According to WRAP, the benefits of such partnerships are many: ‘In 2012, the third sector benefitted by an estimated £430 million through reuse, and reuse organisations created 11,000 full-time- equivalent jobs. WRAP estimates that UK households also benefitted by some £6 billion through reuse
in 2012, including giving people access to more affordable products.’

Crichton comments: “The actual benefits for each local authority will be different, but we have provided advice on how they can quantify them through working out where they are now and monitoring
and evaluating the progress they are making... There are various calculators and tools available that help with this process in this guide and at the Household Waste Prevention Hub.”

She continues: “It doesn’t really matter what you
call it. It could be a steering group, an association, a network. It can be informal quarterly meeting or a formally constituted group (the guide covers this). Where we have seen reuse forums, we have really seen reuse take off. It gives an opportunity for LA staff, waste management company staff and third-sector groups
to see where each other’s strengths lie and work to those. Our case studies show once the social, economic and environmental benefits and value are shown, the corporate social responsibility is clear and this often means barriers can be addressed and progress made.”

This article was taken from Issue 84

WRAP lists good coordination, communication
– both internally and with the public – and actively keeping partners engaged and reporting to delivery of an action plan (not just being a talking shop) as key to maintaining the partnership.

Two such partnership projects have developed
in Buckinghamshire. The first saw reuse built into a household waste recycling centre (HWRC) contract, enabling a charity to set up shops on two HWRC sites.

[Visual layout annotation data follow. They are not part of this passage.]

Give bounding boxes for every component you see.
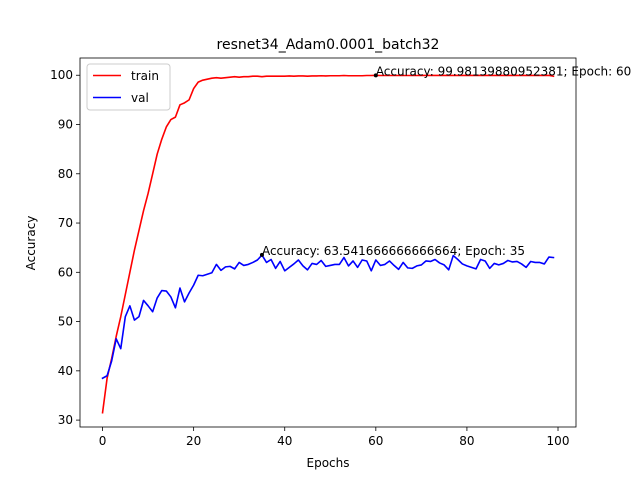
y-tick-label: 30: [58, 413, 73, 427]
y-tick-label: 40: [58, 364, 73, 378]
annotation-label: Accuracy: 99.98139880952381; Epoch: 60: [376, 64, 631, 78]
y-tick-label: 50: [58, 315, 73, 329]
y-axis-label: Accuracy: [24, 216, 38, 271]
x-tick-label: 100: [547, 434, 570, 448]
annotation-marker: [373, 73, 378, 78]
x-axis-ticks: 0 20 40 60 80 100: [99, 427, 570, 448]
annotation-marker: [259, 252, 264, 257]
annotation-label: Accuracy: 63.541666666666664; Epoch: 35: [262, 244, 525, 258]
y-tick-label: 100: [50, 68, 73, 82]
annotation-layer: Accuracy: 99.98139880952381; Epoch: 60 Ac…: [259, 64, 631, 258]
y-axis-ticks: 30 40 50 60 70 80 90 100: [50, 68, 80, 427]
legend-val-label: val: [131, 91, 149, 105]
x-tick-label: 80: [459, 434, 474, 448]
chart-title: resnet34_Adam0.0001_batch32: [217, 37, 440, 53]
x-tick-label: 40: [277, 434, 292, 448]
y-tick-label: 60: [58, 265, 73, 279]
x-tick-label: 20: [186, 434, 201, 448]
series-line-train: [101, 74, 555, 414]
series-layer: [101, 74, 555, 414]
legend: train val: [86, 63, 171, 111]
series-line-val: [101, 254, 555, 380]
x-tick-label: 0: [99, 434, 107, 448]
y-tick-label: 90: [58, 118, 73, 132]
x-axis-label: Epochs: [307, 456, 350, 470]
y-tick-label: 80: [58, 167, 73, 181]
y-tick-label: 70: [58, 216, 73, 230]
plot-frame: [79, 57, 577, 428]
x-tick-label: 60: [368, 434, 383, 448]
legend-train-label: train: [131, 69, 159, 83]
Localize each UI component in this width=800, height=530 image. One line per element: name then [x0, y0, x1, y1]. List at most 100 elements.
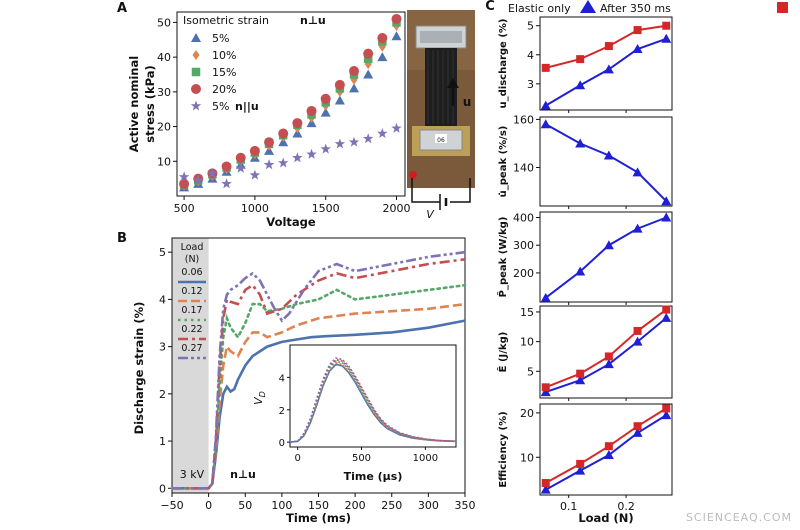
- panel-c5-frame: [539, 403, 673, 496]
- panel-c4-y-tick-label: 10: [520, 336, 534, 349]
- panel-c5-point: [604, 442, 613, 451]
- panel-c3-point: [540, 292, 551, 302]
- panel-c4-point: [540, 387, 551, 397]
- panel-c5-point: [662, 404, 671, 413]
- panel-a-x-tick-label: 2000: [383, 202, 411, 215]
- panel-c3-point: [603, 240, 614, 250]
- panel-a-ylabel-line1: Active nominal: [127, 56, 141, 152]
- panel-c3-point: [575, 266, 586, 276]
- panel-a-point: [334, 95, 345, 105]
- panel-b-legend-title: Load: [181, 242, 204, 253]
- panel-c4-series-line: [545, 308, 667, 389]
- panel-a-legend-label: 5%: [212, 32, 229, 45]
- panel-b-y-tick-label: 1: [159, 435, 166, 448]
- panel-b-series-line: [172, 250, 466, 490]
- panel-c2-point: [540, 119, 551, 129]
- panel-a-legend-label: 10%: [212, 49, 236, 62]
- panel-c-legend-after-label: After 350 ms: [600, 2, 671, 15]
- panel-c5-point: [540, 484, 551, 494]
- panel-b-x-tick-label: 100: [271, 499, 292, 512]
- panel-c3-frame: [539, 211, 673, 303]
- inset-series-line: [289, 358, 457, 443]
- pre-stimulus-shading: [172, 238, 209, 493]
- panel-a-x-tick-label: 1000: [241, 202, 269, 215]
- panel-a-point: [221, 178, 232, 189]
- panel-a-y-tick-label: 20: [157, 121, 171, 134]
- panel-b-y-tick-label: 0: [159, 482, 166, 495]
- panel-label-c: C: [485, 0, 495, 14]
- panel-a-point: [178, 171, 190, 182]
- panel-a-point: [179, 178, 190, 189]
- panel-a-point: [320, 93, 331, 104]
- panel-c4-point: [633, 326, 642, 335]
- panel-c5-ylabel: Efficiency (%): [498, 411, 509, 487]
- panel-a-y-tick-label: 50: [157, 16, 171, 29]
- panel-a-point: [292, 152, 303, 163]
- panel-a-point: [334, 79, 345, 90]
- panel-a-legend-marker: [192, 50, 200, 60]
- inset-ylabel-subscript: D: [258, 391, 267, 397]
- panel-a-point: [278, 157, 289, 168]
- panel-a-point: [235, 162, 246, 173]
- panel-b-series-line: [172, 258, 466, 490]
- panel-c5-point: [633, 422, 642, 431]
- panel-c5-point: [541, 479, 550, 488]
- inset-x-tick-label: 0: [294, 453, 300, 464]
- panel-a-point: [349, 83, 360, 93]
- panel-c4-point: [576, 369, 585, 378]
- panel-a-point: [306, 148, 317, 159]
- panel-c4-y-tick-label: 5: [527, 365, 534, 378]
- panel-c3-y-tick-label: 300: [513, 239, 534, 252]
- inset-x-tick-label: 500: [352, 453, 371, 464]
- panel-a-point: [363, 48, 374, 59]
- panel-a-point: [377, 128, 388, 138]
- panel-a-point: [349, 66, 360, 77]
- panel-c5-y-tick-label: 10: [520, 451, 534, 464]
- panel-c3-ylabel: P̂_peak (W/kg): [496, 217, 509, 298]
- panel-a-point: [292, 118, 303, 129]
- panel-a-xlabel: Voltage: [266, 215, 316, 229]
- panel-b-x-tick-label: 50: [238, 499, 252, 512]
- panel-a-point: [320, 143, 331, 154]
- panel-a-point: [362, 133, 374, 144]
- panel-c-legend-after-marker: [777, 2, 788, 13]
- panel-c4-point: [603, 359, 614, 369]
- panel-a-legend-marker: [190, 100, 202, 111]
- inset-series-line: [289, 360, 457, 443]
- panel-c3-point: [661, 212, 672, 222]
- panel-b-x-tick-label: 0: [205, 499, 212, 512]
- panel-c5-x-tick-label: 0.1: [560, 500, 578, 513]
- panel-a-x-tick-label: 1500: [312, 202, 340, 215]
- panel-b-ylabel: Discharge strain (%): [132, 302, 146, 435]
- device-photo: 06 u V: [407, 10, 475, 221]
- inset-y-tick-label: 2: [279, 406, 285, 417]
- panel-c1-y-tick-label: 5: [527, 20, 534, 33]
- panel-c2-ylabel: u̇_peak (%/s): [497, 126, 509, 198]
- panel-c1-y-tick-label: 4: [527, 49, 534, 62]
- inset-y-tick-label: 4: [279, 373, 285, 384]
- upper-clamp-inner: [420, 31, 462, 43]
- panel-b-annotation-voltage: 3 kV: [180, 468, 205, 481]
- panel-a-point: [377, 33, 388, 44]
- panel-a-point: [249, 145, 260, 156]
- panel-c5-series-line: [545, 414, 667, 491]
- panel-a-legend-marker: [191, 84, 201, 94]
- panel-b-y-tick-label: 4: [159, 293, 166, 306]
- panel-a-ylabel-line2: stress (kPa): [143, 65, 157, 143]
- panel-c2-y-tick-label: 140: [513, 162, 534, 175]
- panel-c1-frame: [539, 16, 673, 111]
- panel-c5-point: [603, 450, 614, 460]
- panel-b-y-tick-label: 2: [159, 388, 166, 401]
- panel-c1-point: [576, 55, 585, 64]
- u-arrow-head: [447, 78, 459, 88]
- panel-c5-point: [575, 465, 586, 475]
- panel-a-legend-marker: [191, 33, 201, 42]
- panel-b-legend-label: 0.17: [181, 305, 202, 316]
- panel-b-xlabel: Time (ms): [286, 511, 351, 525]
- panel-a-point: [263, 159, 275, 170]
- panel-b-x-tick-label: −50: [160, 499, 183, 512]
- panel-b-legend-title-unit: (N): [185, 254, 200, 265]
- inset-frame: [289, 344, 457, 448]
- panel-c1-point: [540, 100, 551, 110]
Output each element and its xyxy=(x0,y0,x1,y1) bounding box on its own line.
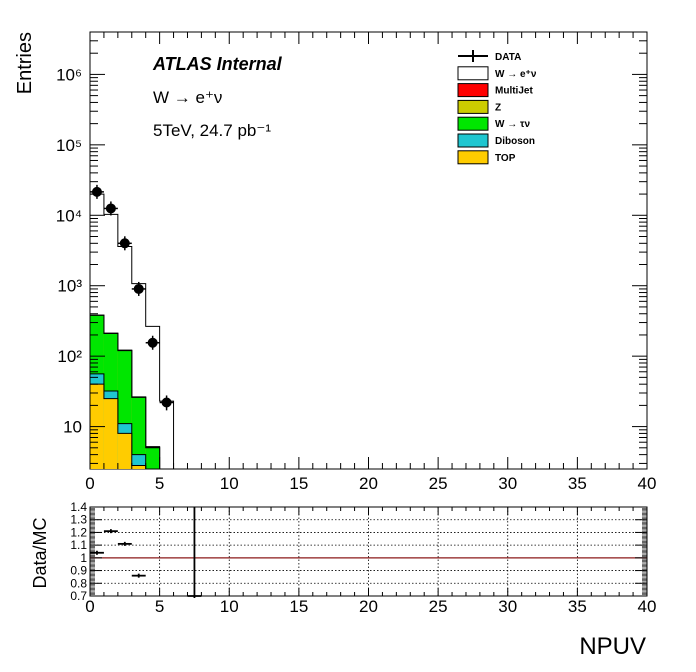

The charity shops sold over 45,000 items in their first year of operation, equating to nearly 500 tonnes of material being diverted from landfill and saving £40,000 in disposal costs.

The second led to the creation of Buckinghamshire Re-Use Forum, comprising of five local authorities, seven reuse organisations, three housing associations and three waste management contractors. The forum helps to generate stock for the shops and raise awareness of furniture reuse.

Another successful scheme has been set up in Leeds, where the city council has partnered with local furniture reuse organisations to maximise reuse from social housing and reduce bulky waste going to landfill. Leeds City Council (LCC) has also been working with WeeeLink to better manage electrical and electronic equipment (EEE). Having monitored EEE coming into HWRCs, LCC estimated 17,000 potentially reusable items are instead being recycled at just one of its HWRCs each year. In a trial to recover some of this EEE, the council was able to capture nearly 200 items at two sites over two months. Sixty of these items were sold for a total of £1,500.